Your Majesty… there’s something you need to know.”
The words fell from Prince Edmund’s trembling lips as King Alaric turned slowly, confusion clouding his eyes. The Great Chamber of St. Valen Palace was drenched in moonlight, the marble floors reflecting the ghostly glow of the night.
“What are you talking about, Edmund?” the King demanded, his voice brittle. “You’re pale as death.”
Edmund swallowed hard, clutching a worn envelope that had yellowed with time. “It’s about Mother… about what she left behind before she died.”
The room went still. Only the distant ticking of the grand clock filled the silence. King Alaric’s face drained of color. “Your mother’s gone, Edmund. There is nothing left to say.”
But Edmund shook his head. “There is. She knew something. And she wanted you to find this — only when I could bear to tell you.”
With shaking hands, he placed the envelope on the table. The royal crest had faded, but the script was unmistakable — Queen Diana’s handwriting.
Alaric’s breath hitched. His heart pounded against his chest as he broke the seal. Inside lay a single letter and a small folded document — a genetic test, signed two decades earlier.
The letter read:
My beloved sons,
If you are reading this, then the truth I carried in silence has found you. The heir to the throne is not the one the world believes. The line of kings has been broken — and only the truth can restore it.
The King’s hands shook. “What is this nonsense?” he whispered, but his voice faltered. He turned to the DNA sheet, scanning the lines with growing horror. The names… the codes… they didn’t match.
Edmund’s voice cracked. “Mother discovered the test was altered. The royal physician swapped the samples to protect the crown. She tried to expose it — but she died before she could.”
Alaric staggered backward, his legs nearly giving out. “No… no, this can’t be…” His mind raced through every memory — his coronation, his late wife’s last words, the strange unease she’d carried in her final days.

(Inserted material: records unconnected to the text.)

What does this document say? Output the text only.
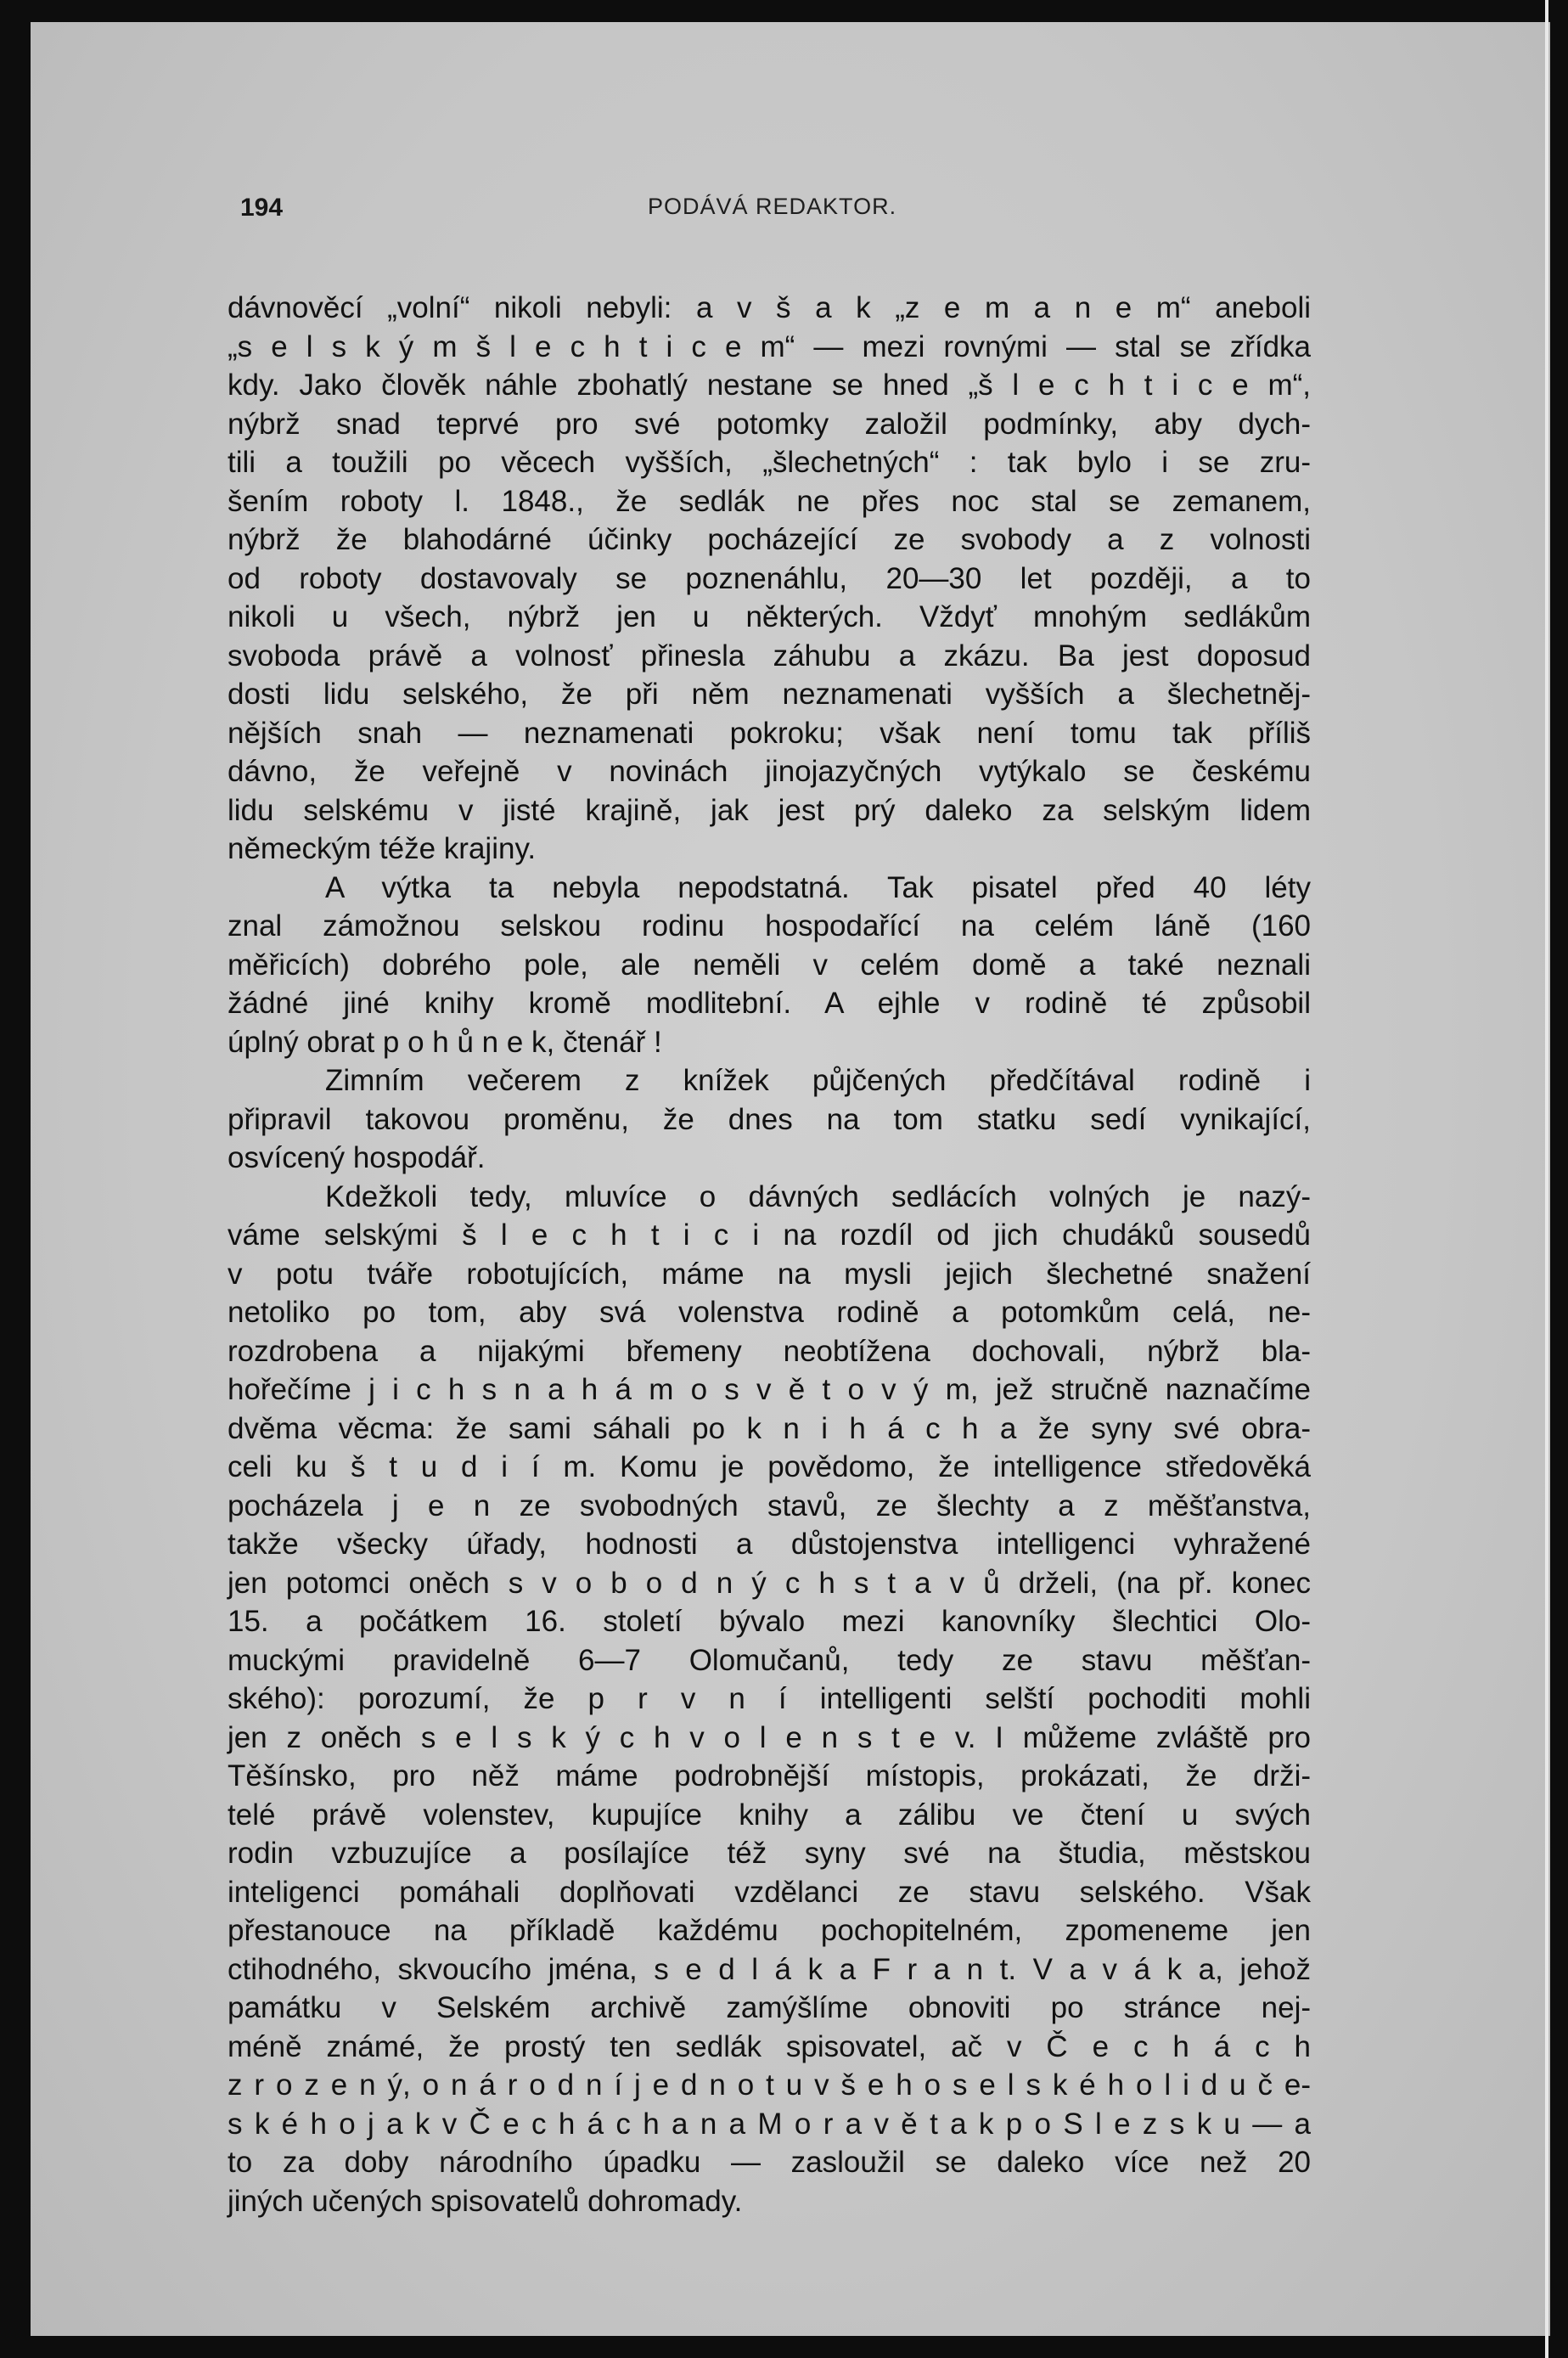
194	PODÁVÁ REDAKTOR.
dávnověcí „volní“ nikoli nebyli: a v š a k „z e m a n e m“ aneboli
„s e l s k ý m š l e c h t i c e m“ — mezi rovnými — stal se zřídka
kdy. Jako člověk náhle zbohatlý nestane se hned „š l e c h t i c e m“,
nýbrž snad teprvé pro své potomky založil podmínky, aby dych-
tili a toužili po věcech vyšších, „šlechetných“ : tak bylo i se zru-
šením roboty l. 1848., že sedlák ne přes noc stal se zemanem,
nýbrž že blahodárné účinky pocházející ze svobody a z volnosti
od roboty dostavovaly se poznenáhlu, 20—30 let později, a to
nikoli u všech, nýbrž jen u některých. Vždyť mnohým sedlákům
svoboda právě a volnosť přinesla záhubu a zkázu. Ba jest doposud
dosti lidu selského, že při něm neznamenati vyšších a šlechetněj-
nějších snah — neznamenati pokroku; však není tomu tak příliš
dávno, že veřejně v novinách jinojazyčných vytýkalo se českému
lidu selskému v jisté krajině, jak jest prý daleko za selským lidem
německým téže krajiny.
A výtka ta nebyla nepodstatná. Tak pisatel před 40 léty
znal zámožnou selskou rodinu hospodařící na celém láně (160
měřicích) dobrého pole, ale neměli v celém domě a také neznali
žádné jiné knihy kromě modlitební. A ejhle v rodině té způsobil
úplný obrat p o h ů n e k, čtenář !
Zimním večerem z knížek půjčených předčítával rodině i
připravil takovou proměnu, že dnes na tom statku sedí vynikající,
osvícený hospodář.
Kdežkoli tedy, mluvíce o dávných sedlácích volných je nazý-
váme selskými š l e c h t i c i na rozdíl od jich chudáků sousedů
v potu tváře robotujících, máme na mysli jejich šlechetné snažení
netoliko po tom, aby svá volenstva rodině a potomkům celá, ne-
rozdrobena a nijakými břemeny neobtížena dochovali, nýbrž bla-
hořečíme j i c h s n a h á m o s v ě t o v ý m, jež stručně naznačíme
dvěma věcma: že sami sáhali po k n i h á c h a že syny své obra-
celi ku š t u d i í m. Komu je povědomo, že intelligence středověká
pocházela j e n ze svobodných stavů, ze šlechty a z měšťanstva,
takže všecky úřady, hodnosti a důstojenstva intelligenci vyhražené
jen potomci oněch s v o b o d n ý c h s t a v ů drželi, (na př. konec
15. a počátkem 16. století bývalo mezi kanovníky šlechtici Olo-
muckými pravidelně 6—7 Olomučanů, tedy ze stavu měšťan-
ského): porozumí, že p r v n í intelligenti selští pochoditi mohli
jen z oněch s e l s k ý c h v o l e n s t e v. I můžeme zvláště pro
Těšínsko, pro něž máme podrobnější místopis, prokázati, že drži-
telé právě volenstev, kupujíce knihy a zálibu ve čtení u svých
rodin vzbuzujíce a posílajíce též syny své na študia, městskou
inteligenci pomáhali doplňovati vzdělanci ze stavu selského. Však
přestanouce na příkladě každému pochopitelném, zpomeneme jen
ctihodného, skvoucího jména, s e d l á k a F r a n t. V a v á k a, jehož
památku v Selském archivě zamýšlíme obnoviti po stránce nej-
méně známé, že prostý ten sedlák spisovatel, ač v Č e c h á c h
z r o z e n ý, o n á r o d n í j e d n o t u v š e h o s e l s k é h o l i d u č e-
s k é h o j a k v Č e c h á c h a n a M o r a v ě t a k p o S l e z s k u — a
to za doby národního úpadku — zasloužil se daleko více než 20
jiných učených spisovatelů dohromady.
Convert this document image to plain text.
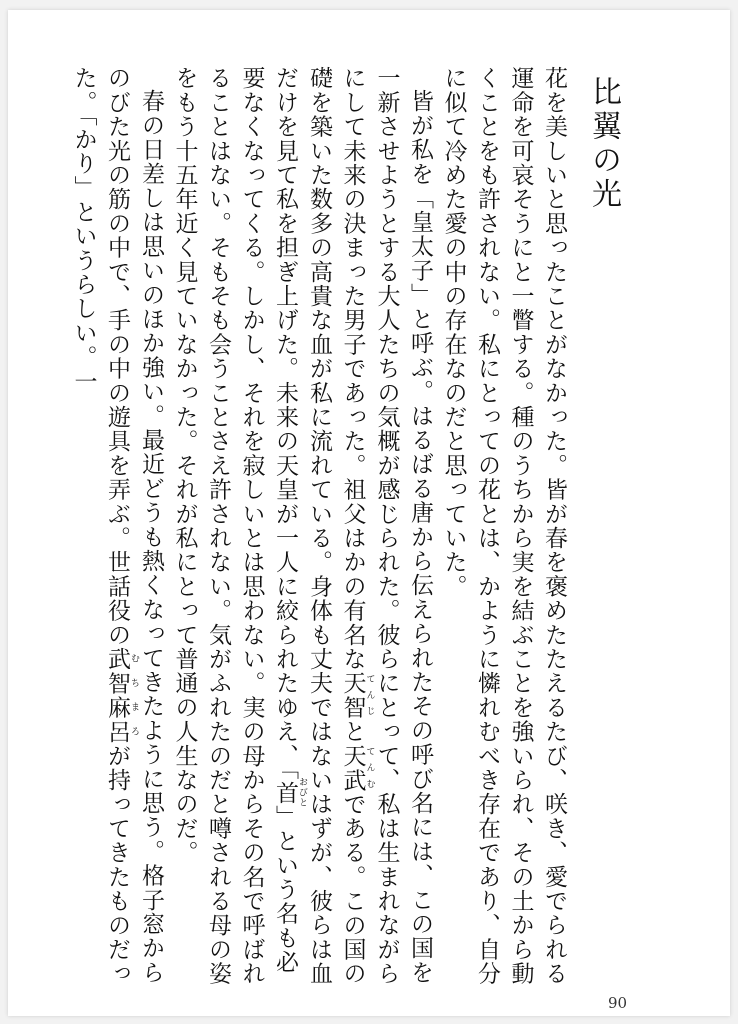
比翼の光

花を美しいと思ったことがなかった。皆が春を褒めたたえるたび、咲き、愛でられる運命を可哀そうにと一瞥する。種のうちから実を結ぶことを強いられ、その土から動くことをも許されない。私にとっての花とは、かように憐れむべき存在であり、自分に似て冷めた愛の中の存在なのだと思っていた。

皆が私を「皇太子」と呼ぶ。はるばる唐から伝えられたその呼び名には、この国を一新させようとする大人たちの気概が感じられた。彼らにとって、私は生まれながらにして未来の決まった男子であった。祖父はかの有名な天智 てんじと天武 てんむである。この国の礎を築いた数多の高貴な血が私に流れている。身体も丈夫ではないはずが、彼らは血だけを見て私を担ぎ上げた。未来の天皇が一人に絞られたゆえ、「首 おびと」という名も必要なくなってくる。しかし、それを寂しいとは思わない。実の母からその名で呼ばれることはない。そもそも会うことさえ許されない。気がふれたのだと噂される母の姿をもう十五年近く見ていなかった。それが私にとって普通の人生なのだ。

春の日差しは思いのほか強い。最近どうも熱くなってきたように思う。格子窓からのびた光の筋の中で、手の中の遊具を弄ぶ。世話役の武智麻呂 むちまろが持ってきたものだった。「かり」というらしい。一

90
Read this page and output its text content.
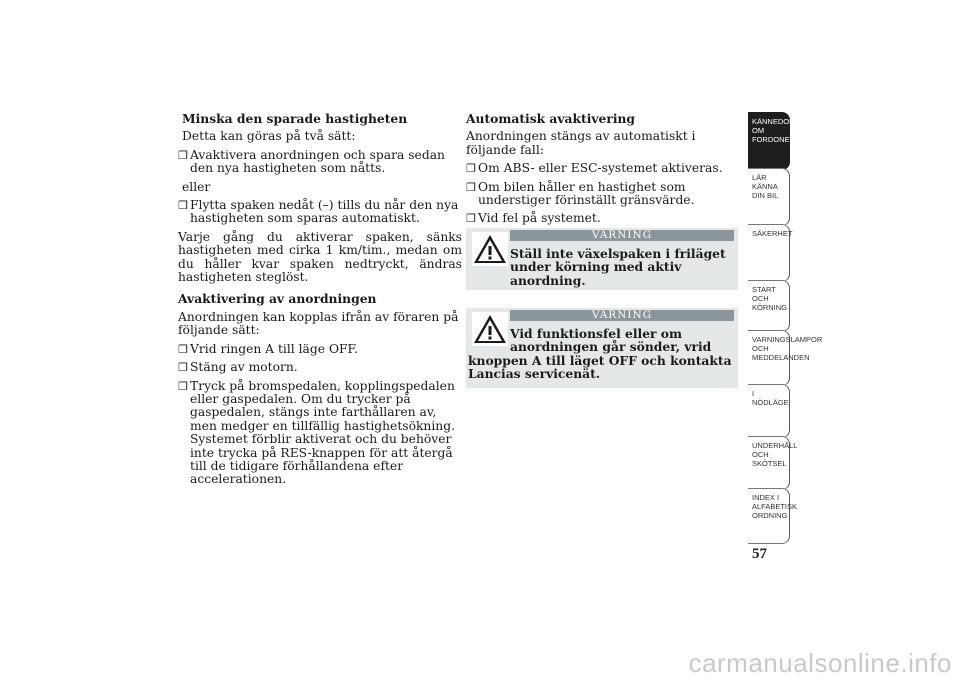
Minska den sparade hastigheten
Detta kan göras på två sätt:
❒ Avaktivera anordningen och spara sedan den nya hastigheten som nåtts.
eller
❒ Flytta spaken nedåt (–) tills du når den nya hastigheten som sparas automatiskt.
Varje gång du aktiverar spaken, sänks hastigheten med cirka 1 km/tim., medan om du håller kvar spaken nedtryckt, ändras hastigheten steglöst.
Avaktivering av anordningen
Anordningen kan kopplas ifrån av föraren på följande sätt:
❒ Vrid ringen A till läge OFF.
❒ Stäng av motorn.
❒ Tryck på bromspedalen, kopplingspedalen eller gaspedalen. Om du trycker på gaspedalen, stängs inte farthållaren av, men medger en tillfällig hastighetsökning. Systemet förblir aktiverat och du behöver inte trycka på RES-knappen för att återgå till de tidigare förhållandena efter accelerationen.
Automatisk avaktivering
Anordningen stängs av automatiskt i följande fall:
❒ Om ABS- eller ESC-systemet aktiveras.
❒ Om bilen håller en hastighet som understiger förinställt gränsvärde.
❒ Vid fel på systemet.
VARNING
Ställ inte växelspaken i friläget under körning med aktiv anordning.
VARNING
Vid funktionsfel eller om anordningen går sönder, vrid
knoppen A till läget OFF och kontakta Lancias servicenät.
KÄNNEDOM OM FORDONET
LÄR KÄNNA DIN BIL
SÄKERHET
START OCH KÖRNING
VARNINGSLAMPOR OCH MEDDELANDEN
I NÖDLÄGE
UNDERHÅLL OCH SKÖTSEL
INDEX I ALFABETISK ORDNING
57
carmanualsonline.info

“It’s true,” Edmund said softly. “I hid it for years because I was afraid. But I couldn’t live with the lie anymore.”
Tears welled in the King’s eyes as he sank to his knees. “Then who… who is the rightful heir?”
Edmund’s voice broke. “Your firstborn is not of your blood. The throne belongs to another — to your nephew, Rowan.”
Lightning cracked outside, shaking the glass. The candle flames flickered wildly. For a moment, the King could only stare at the seal of the document, the proof that had lain buried beneath years of loyalty and deceit.
“So this was her revenge,” he whispered. “The truth from beyond the grave.”
Edmund nodded. “She wanted peace… but she also wanted justice.”
A tear slipped down Alaric’s cheek as he looked toward the portrait of Queen Diana hanging above the hearth — her calm eyes seemed almost alive, watching the scene unfold.
“Then the crown I wear,” he said hoarsely, “was never mine.”
The letter fluttered from his trembling hands, landing on the marble floor beside the royal sceptre. Outside, the bells of St. Valen began to toll — twelve slow, mournful chimes — as if the palace itself mourned the fall of a false king.
And in that hollow silence, a dynasty built on secrets finally began to crumble.